Служитель подал аппетитные ливерные сосиски и бутылку шерри. Министр юстиции сказал, что ему как должностному лицу нечего больше сообщить господину депутату, но он не прочь дружески побеседовать с ним. С позволения доктора Гейера, он переоденется. В этой черной хламиде он чувствует себя неуютно. И, сняв сюртук, надел свою любимую грубошерстную куртку. Затем, вновь предложив адвокату отведать сосисок, налил себе стакан ароматного, золотистого вина, неторопливо набил трубку. Так вот, он читал превосходную статью доктора Гейера в "Монатсхефте". В подобного рода абстрактных рассуждениях и теоретизировании мало проку. Тем не менее на охоте, сидя в засаде, или по утрам, принимая ванну, да и во время длительных поездок на автомобиле он иногда ради спортивного интереса пытается глубже осмыслить вопросы, которые интуитивно уже решил так, как подсказывала ему совесть. Он высасывал мякоть из кожуры сосисок, вытирал жирные губы, маленькими глотками с наслаждением попивал вино. Если говорить начистоту, то у него создается впечатление, что некоторыми своими едкими формулировками общего характера доктор Гейер метит в него, Кленка. Но он зря старается. Его, Кленка, это мало трогает. Надо признать, что в его положении, да еще живя в этой особой части планеты, совсем непросто принять единственно верное решение: Бавария или всегерманский союз, государство или право, гарантия безопасности или справедливость. Можно даже сказать: сколько слов - столько проблем. Но для того, чтобы разобраться в этих проблемах, ему нет даже нужды искать опоры в католической философии права, которая в наш век политики насилия одна имеет смелость не всегда подчиняться жестокой логике фактов.
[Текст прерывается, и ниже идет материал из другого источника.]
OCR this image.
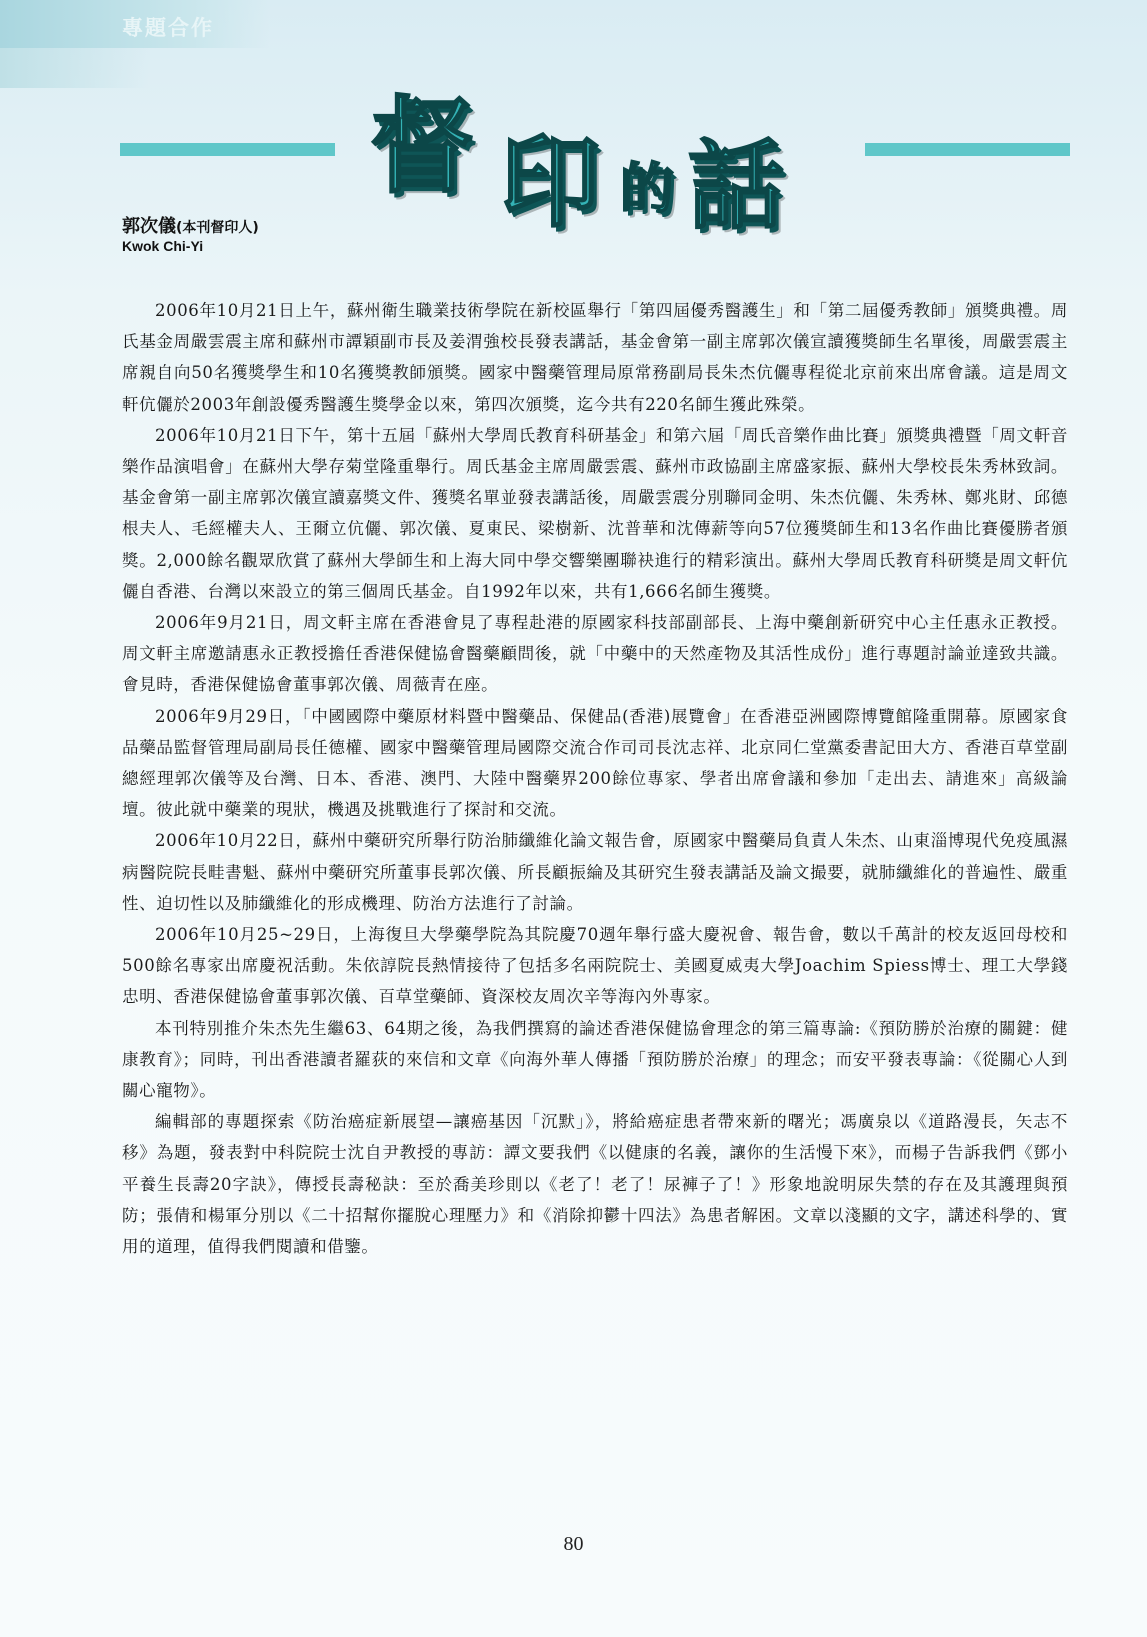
專題合作
督 印 的 話
郭次儀(本刊督印人)
Kwok Chi-Yi

2006年10月21日上午，蘇州衛生職業技術學院在新校區舉行「第四屆優秀醫護生」和「第二屆優秀教師」頒獎典禮。周氏基金周嚴雲震主席和蘇州市譚穎副市長及姜渭強校長發表講話，基金會第一副主席郭次儀宣讀獲獎師生名單後，周嚴雲震主席親自向50名獲獎學生和10名獲獎教師頒獎。國家中醫藥管理局原常務副局長朱杰伉儷專程從北京前來出席會議。這是周文軒伉儷於2003年創設優秀醫護生獎學金以來，第四次頒獎，迄今共有220名師生獲此殊榮。

2006年10月21日下午，第十五屆「蘇州大學周氏教育科研基金」和第六屆「周氏音樂作曲比賽」頒獎典禮暨「周文軒音樂作品演唱會」在蘇州大學存菊堂隆重舉行。周氏基金主席周嚴雲震、蘇州市政協副主席盛家振、蘇州大學校長朱秀林致詞。基金會第一副主席郭次儀宣讀嘉獎文件、獲獎名單並發表講話後，周嚴雲震分別聯同金明、朱杰伉儷、朱秀林、鄭兆財、邱德根夫人、毛經權夫人、王爾立伉儷、郭次儀、夏東民、梁樹新、沈普華和沈傳薪等向57位獲獎師生和13名作曲比賽優勝者頒獎。2,000餘名觀眾欣賞了蘇州大學師生和上海大同中學交響樂團聯袂進行的精彩演出。蘇州大學周氏教育科研獎是周文軒伉儷自香港、台灣以來設立的第三個周氏基金。自1992年以來，共有1,666名師生獲獎。

2006年9月21日，周文軒主席在香港會見了專程赴港的原國家科技部副部長、上海中藥創新研究中心主任惠永正教授。周文軒主席邀請惠永正教授擔任香港保健協會醫藥顧問後，就「中藥中的天然產物及其活性成份」進行專題討論並達致共識。會見時，香港保健協會董事郭次儀、周薇青在座。

2006年9月29日，「中國國際中藥原材料暨中醫藥品、保健品(香港)展覽會」在香港亞洲國際博覽館隆重開幕。原國家食品藥品監督管理局副局長任德權、國家中醫藥管理局國際交流合作司司長沈志祥、北京同仁堂黨委書記田大方、香港百草堂副總經理郭次儀等及台灣、日本、香港、澳門、大陸中醫藥界200餘位專家、學者出席會議和參加「走出去、請進來」高級論壇。彼此就中藥業的現狀，機遇及挑戰進行了探討和交流。

2006年10月22日，蘇州中藥研究所舉行防治肺纖維化論文報告會，原國家中醫藥局負責人朱杰、山東淄博現代免疫風濕病醫院院長畦書魁、蘇州中藥研究所董事長郭次儀、所長顧振綸及其研究生發表講話及論文撮要，就肺纖維化的普遍性、嚴重性、迫切性以及肺纖維化的形成機理、防治方法進行了討論。

2006年10月25~29日，上海復旦大學藥學院為其院慶70週年舉行盛大慶祝會、報告會，數以千萬計的校友返回母校和500餘名專家出席慶祝活動。朱依諄院長熱情接待了包括多名兩院院士、美國夏威夷大學Joachim Spiess博士、理工大學錢忠明、香港保健協會董事郭次儀、百草堂藥師、資深校友周次辛等海內外專家。

本刊特別推介朱杰先生繼63、64期之後，為我們撰寫的論述香港保健協會理念的第三篇專論:《預防勝於治療的關鍵：健康教育》；同時，刊出香港讀者羅荻的來信和文章《向海外華人傳播「預防勝於治療」的理念；而安平發表專論：《從關心人到關心寵物》。

編輯部的專題探索《防治癌症新展望—讓癌基因「沉默」》，將給癌症患者帶來新的曙光；馮廣泉以《道路漫長，矢志不移》為題，發表對中科院院士沈自尹教授的專訪：譚文要我們《以健康的名義，讓你的生活慢下來》，而楊子告訴我們《鄧小平養生長壽20字訣》，傳授長壽秘訣：至於喬美珍則以《老了！老了！尿褲子了！》形象地說明尿失禁的存在及其護理與預防；張倩和楊軍分別以《二十招幫你擺脫心理壓力》和《消除抑鬱十四法》為患者解困。文章以淺顯的文字，講述科學的、實用的道理，值得我們閱讀和借鑒。

80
Доктор Гейер разволновался, шумно дышал, был не в силах усидеть на стуле. Он встал и, опираясь на палку, заковылял по комнате, пока наконец даже не прислонился, а буквально приклеился к стене в какой-то неестественной позе. Министр Кленк, не переставая есть и пить, продолжал небрежно и невозмутимо излагать свои воззрения. Он, Кленк, с уверенностью естествоиспытателя может сказать: то, что он делает, полезно для его Баварии. Это нужно и полезно стране так же, как ей нужны и полезны ее леса и горы, ее люди и электростанции, ее кожаные штаны и картинные галереи, ее карнавалы и ее пиво. Это истинно баварское, достойное ее правосудие. Между правом и этикой, утверждал известный северогерманский философ по имени Иммануил Кант, нет ни малейшей связи. А вот он, Отто Кленк из Мюнхена, убежден, что право и почва, право и климат, право и народ составляют двуединое и нераздельное целое. Не исключено, - он говорит это конфиденциально, как частное лицо, а не как государственный чиновник, - что доктор Крюгер и не давал ложной клятвы. Вообще сам он по многим причинам считает защиту истинности присяги сомнительным занятием и вполне сочувствует доктору Крюгеру. С точки зрения строгого правопорядка, вероятно, было бы правильнее, если б он, Кленк, самолично пришел к обвиняемому и сказал: "Ты, Мартин Крюгер, вреден для страны Баварии, и, к сожалению, я должен тебя расстрелять". При нынешних обстоятельствах он, Кленк, твердо убежден, что его баварское правосудие - лучшее из всех мыслимых в этой стране. Он берет на себя полную ответственность. Правосудие - основа государства. Но как раз поэтому правосудие каждого отдельного государства должно быть из того же самого материала, что и оно само. Он, Кленк, с чистой совестью и абсолютной убежденностью представляет юстицию своей страны. И в то время, как доктор Гейер еще сильнее подался назад, чуть не вдавившись в стену, министр закончил свою тираду словами: господин депутат может не волноваться. Он, Кленк, спит спокойно, хотя доктор Крюгер и часовых дел мастер Трибшенер томятся за тюремными стенами.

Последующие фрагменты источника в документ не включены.